2 min read

WORCESTER, Vt. (AP) – Neighbors of a dairy farm are raising money to keep manure pollution out of the state’s waterways.

Until autumn, there was no barrier between a manure pile at Bob Compagna’s dairy farm and the North Branch of the Winooski River, 75 feet away.

Manure run-off trickled into the river each spring for years. Solving the problem by building a concrete-walled storage bunker would cost $65,000 to $70,000 — too big an investment for a small farm in a time of erratic milk prices, Compagna told his neighbors.

A federal program rejected his application for financial assistance.

A state program would cover half the cost, still not sufficient.

That’s when the neighbors stepped in.

Fund raising for a new manure pit at Compagna’s Old Tavern Farm was expected to go regional on Saturday, with a Montpelier benefit performance of readings from Shakespeare by actor Sam Lloyd.

The campaign has raised nearly $15,000 of Compagna’s $30,000-plus share of the bill. Some of the money has come in large checks, some in pennies and nickels dropped in coffee cans at the town’s 4th of July parade.

“People swim in the North Branch. I teach canoeing on the Wrightsville Reservoir, right downstream from Bob’s farm. The river is important to all of us,” said retired teacher Bill Haines, Compagna’s upstream neighbor and leader of the campaign.

Vermont banned wintertime spreading of manure in the mid-1990s as an anti-pollution measure. After that, the manure pile at Old Tavern Farm swelled like an active volcano all winter, then erupted when spring thaws set in.
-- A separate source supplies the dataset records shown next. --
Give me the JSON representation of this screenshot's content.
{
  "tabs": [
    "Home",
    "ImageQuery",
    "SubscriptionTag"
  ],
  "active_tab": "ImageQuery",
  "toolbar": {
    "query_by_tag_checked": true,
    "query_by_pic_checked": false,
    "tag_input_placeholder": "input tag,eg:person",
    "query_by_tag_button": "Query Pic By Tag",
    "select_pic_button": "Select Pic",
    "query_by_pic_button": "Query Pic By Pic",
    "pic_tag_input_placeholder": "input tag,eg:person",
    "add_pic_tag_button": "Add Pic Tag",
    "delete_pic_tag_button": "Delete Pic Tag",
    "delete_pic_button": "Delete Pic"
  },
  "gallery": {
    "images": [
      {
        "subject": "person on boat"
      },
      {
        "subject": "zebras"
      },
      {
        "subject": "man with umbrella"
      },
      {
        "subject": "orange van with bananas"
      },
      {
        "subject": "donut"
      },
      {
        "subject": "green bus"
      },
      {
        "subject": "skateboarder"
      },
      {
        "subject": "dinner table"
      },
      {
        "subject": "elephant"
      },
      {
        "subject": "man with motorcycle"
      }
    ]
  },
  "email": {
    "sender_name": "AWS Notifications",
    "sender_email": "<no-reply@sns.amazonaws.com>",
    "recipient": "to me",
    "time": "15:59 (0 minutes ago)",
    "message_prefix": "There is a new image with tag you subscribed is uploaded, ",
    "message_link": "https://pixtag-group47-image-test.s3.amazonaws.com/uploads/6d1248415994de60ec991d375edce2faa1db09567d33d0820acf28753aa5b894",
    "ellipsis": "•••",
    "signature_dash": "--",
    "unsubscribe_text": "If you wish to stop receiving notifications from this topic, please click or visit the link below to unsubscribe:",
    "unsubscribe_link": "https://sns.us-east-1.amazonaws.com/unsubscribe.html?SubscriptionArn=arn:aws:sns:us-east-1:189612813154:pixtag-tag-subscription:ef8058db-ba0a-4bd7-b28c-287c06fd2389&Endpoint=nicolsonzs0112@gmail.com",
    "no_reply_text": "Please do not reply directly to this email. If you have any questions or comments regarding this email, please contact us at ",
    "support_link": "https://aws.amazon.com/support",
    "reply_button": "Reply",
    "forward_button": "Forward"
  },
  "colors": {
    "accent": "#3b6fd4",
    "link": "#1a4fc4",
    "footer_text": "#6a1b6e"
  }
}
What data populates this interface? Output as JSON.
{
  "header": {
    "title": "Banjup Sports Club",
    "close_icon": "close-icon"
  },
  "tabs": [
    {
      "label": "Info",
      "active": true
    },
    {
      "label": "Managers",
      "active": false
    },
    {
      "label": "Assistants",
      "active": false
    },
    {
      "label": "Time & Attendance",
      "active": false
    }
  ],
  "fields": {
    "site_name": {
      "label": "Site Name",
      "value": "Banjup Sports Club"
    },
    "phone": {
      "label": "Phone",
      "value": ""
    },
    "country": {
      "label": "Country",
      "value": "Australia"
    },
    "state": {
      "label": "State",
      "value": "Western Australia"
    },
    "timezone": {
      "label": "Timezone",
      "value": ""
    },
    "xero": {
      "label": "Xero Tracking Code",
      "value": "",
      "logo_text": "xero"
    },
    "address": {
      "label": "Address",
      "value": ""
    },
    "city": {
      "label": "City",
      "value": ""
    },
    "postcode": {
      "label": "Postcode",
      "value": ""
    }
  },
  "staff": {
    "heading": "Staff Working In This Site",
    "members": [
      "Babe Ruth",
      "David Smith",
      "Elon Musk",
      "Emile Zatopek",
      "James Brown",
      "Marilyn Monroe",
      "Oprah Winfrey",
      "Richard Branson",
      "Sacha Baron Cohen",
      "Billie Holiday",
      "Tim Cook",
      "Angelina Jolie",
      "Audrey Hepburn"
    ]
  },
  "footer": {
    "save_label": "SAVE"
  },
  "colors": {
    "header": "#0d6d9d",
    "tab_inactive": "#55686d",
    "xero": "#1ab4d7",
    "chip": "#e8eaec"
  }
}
“It reminded me of a lava flow, running right down to the river,” the 64-year-old farmer said last week.

State and federal laws are increasingly insistent that farms limit the amount of manure run-off that reaches Vermont’s lakes and streams. Manure is rich in phosphorus, which promotes algae growth that can choke waterways.

Upstream, Haines feared if regulators cracked down, the problem could drive Compagna out of business.

Compagna’s is the only working dairy farm left in Worcester.

“That farm has been part of our homestead since we got here. I’d hate to see it lost,” Haines said.

Haines enlisted the help of Friends of the Winooski River, a central Vermont group dedicated to cleaning up the river. A 2003 report to the group identified Compagna’s farm as a major source of phosphorus pollution on the North Branch.

The group brainstormed fund-raising ideas, including a benefit concert last summer and an adopt-a-cow program.

At first the campaign grew a few dollars at a time. Then an anonymous donor sent a check for $10,000.

Haines’ success gave Compagna confidence that he could afford manure storage. He borrowed $25,000, hoping the fund-raising effort will repay at least some of the loan. A state Agriculture Agency engineer helped design a system that contains the manure within concrete walls. Work began Oct. 15. As snow turned to sloppy rain last week, Compagna’s manure was safely roofed and enclosed. The project will be finished in the spring.